Where we often see the greatest weakness in bank liquidity management is in the preparation of a contingency funding plan (“CFP”). The focus here needs to be on the word plan: institutions need to think through and articulate a comprehensive plan for meeting liquidity shortfalls under a variety of stress scenarios. It is not enough to just prepare a list of “things you’ll think about” if the bank should start to encounter liquidity issues. It also doesn’t add much value to fill your CFP with paraphrased sections of the regulatory guidance. Liquidity planning is important, and the regulators expect banks to put some effort into developing realistic and actionable responses to both high- and low-probability stress scenarios.

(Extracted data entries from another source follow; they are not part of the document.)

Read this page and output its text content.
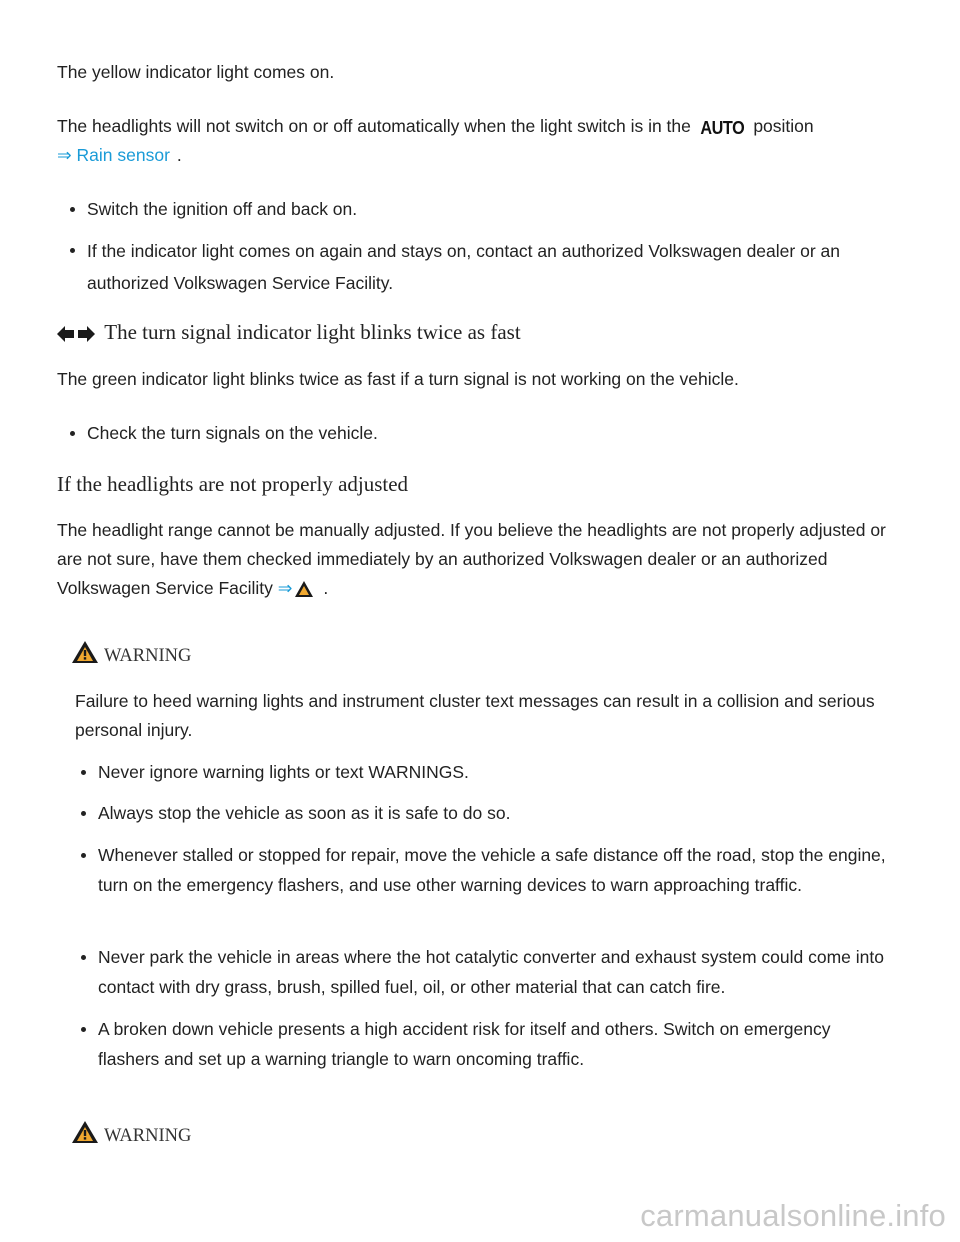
The yellow indicator light comes on.

The headlights will not switch on or off automatically when the light switch is in the AUTO position
⇒ Rain sensor .

Switch the ignition off and back on.
If the indicator light comes on again and stays on, contact an authorized Volkswagen dealer or an authorized Volkswagen Service Facility.
The turn signal indicator light blinks twice as fast

The green indicator light blinks twice as fast if a turn signal is not working on the vehicle.

Check the turn signals on the vehicle.
If the headlights are not properly adjusted

The headlight range cannot be manually adjusted. If you believe the headlights are not properly adjusted or are not sure, have them checked immediately by an authorized Volkswagen dealer or an authorized Volkswagen Service Facility ⇒ .

WARNING
Failure to heed warning lights and instrument cluster text messages can result in a collision and serious personal injury.
Never ignore warning lights or text WARNINGS.
Always stop the vehicle as soon as it is safe to do so.
Whenever stalled or stopped for repair, move the vehicle a safe distance off the road, stop the engine, turn on the emergency flashers, and use other warning devices to warn approaching traffic.
Never park the vehicle in areas where the hot catalytic converter and exhaust system could come into contact with dry grass, brush, spilled fuel, oil, or other material that can catch fire.
A broken down vehicle presents a high accident risk for itself and others. Switch on emergency flashers and set up a warning triangle to warn oncoming traffic.
WARNING
carmanualsonline.info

As with the development of any type of plan, the first step is to identify situations under which a bank’s liquidity position may be compromised. The objective is to brain-storm different events which could either increase the demand for liquidity and/or limit the sources of supply. These could be internal stresses that would primarily impact just your bank, or they could be system-wide shocks that would affect the entire industry. 

Having identified a series of stress scenarios, the next step is to think through how each scenario may affect the availability of liquidity from both primary and secondary sources. Don’t fall into the trap of thinking the funding availability that you have right now will stay the same in an actual stress scenario. It is useful here to quantify the impacts on various liquidity sources and uses by running cash flow projections for each scenario – this is where liquidity gap analysis and stress testing comes into play.

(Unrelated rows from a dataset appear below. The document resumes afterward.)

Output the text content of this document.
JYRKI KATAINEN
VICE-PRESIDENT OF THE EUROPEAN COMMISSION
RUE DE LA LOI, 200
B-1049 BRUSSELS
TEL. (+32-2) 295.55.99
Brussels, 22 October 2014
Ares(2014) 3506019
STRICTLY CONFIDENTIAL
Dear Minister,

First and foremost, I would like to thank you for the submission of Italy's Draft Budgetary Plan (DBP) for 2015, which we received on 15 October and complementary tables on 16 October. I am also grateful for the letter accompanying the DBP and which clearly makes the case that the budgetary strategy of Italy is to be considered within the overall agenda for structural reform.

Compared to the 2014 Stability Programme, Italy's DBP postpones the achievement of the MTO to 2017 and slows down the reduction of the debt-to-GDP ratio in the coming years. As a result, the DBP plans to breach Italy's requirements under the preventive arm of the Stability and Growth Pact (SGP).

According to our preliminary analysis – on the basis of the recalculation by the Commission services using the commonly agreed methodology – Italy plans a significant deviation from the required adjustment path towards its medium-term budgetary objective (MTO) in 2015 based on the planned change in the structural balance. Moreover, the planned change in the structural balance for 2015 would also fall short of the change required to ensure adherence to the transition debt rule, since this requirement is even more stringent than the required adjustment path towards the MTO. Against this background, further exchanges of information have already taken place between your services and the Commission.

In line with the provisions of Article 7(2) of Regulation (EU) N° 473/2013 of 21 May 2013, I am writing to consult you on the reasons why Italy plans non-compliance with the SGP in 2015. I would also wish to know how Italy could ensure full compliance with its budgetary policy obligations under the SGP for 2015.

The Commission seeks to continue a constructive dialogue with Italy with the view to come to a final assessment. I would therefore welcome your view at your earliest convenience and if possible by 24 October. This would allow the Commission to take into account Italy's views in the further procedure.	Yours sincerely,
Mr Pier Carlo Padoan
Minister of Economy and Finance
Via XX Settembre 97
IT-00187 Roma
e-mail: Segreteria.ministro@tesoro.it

After gaining an understanding of the liquidity challenges of potential stress scenarios, strategies for mitigating the impact of those scenarios need to be developed.  It can be helpful to classify stress scenarios by the severity of the impact on the bank. We tend to define three stages of liquidity events, with Stage I being fairly short-term in nature and requiring fairly minor changes to operations and strategies. On the other end of the spectrum, a Stage III event would severely affect the bank’s liquidity position over a much longer timeframe, and would require much more drastic action to correct.

As your management team works through both the quantitative and qualitative aspects of the stress scenarios, try to identify ‘early warning’ indicators: specific ratios or trends that would help identify a deteriorating liquidity position. These indicators should be tracked and reported to ALCO and the board of directors on a monthly basis. The indicators can alert management of the need to take early action to reverse adverse trends. 

As the plan begins to take shape, specific responsibilities for executing each strategy should be assigned to members of the liquidity management team. Effective internal and external communications policies are going to be an important part of the plan, in addition to clearly defined escalation procedures should a liquidity event continue to worsen. Finally, include provisions to regularly review and update the CFP to ensure that it remains relevant and workable as the bank and the economic climate continues to change.

Your bank’s contingency funding plan should be something more than a stale document that gets a rubber-stamp review once a year. Rather, it should be a continuously evolving blueprint that addresses how management will indentify and proactively manage the bank’s liquidity position in the light of uncertain future events.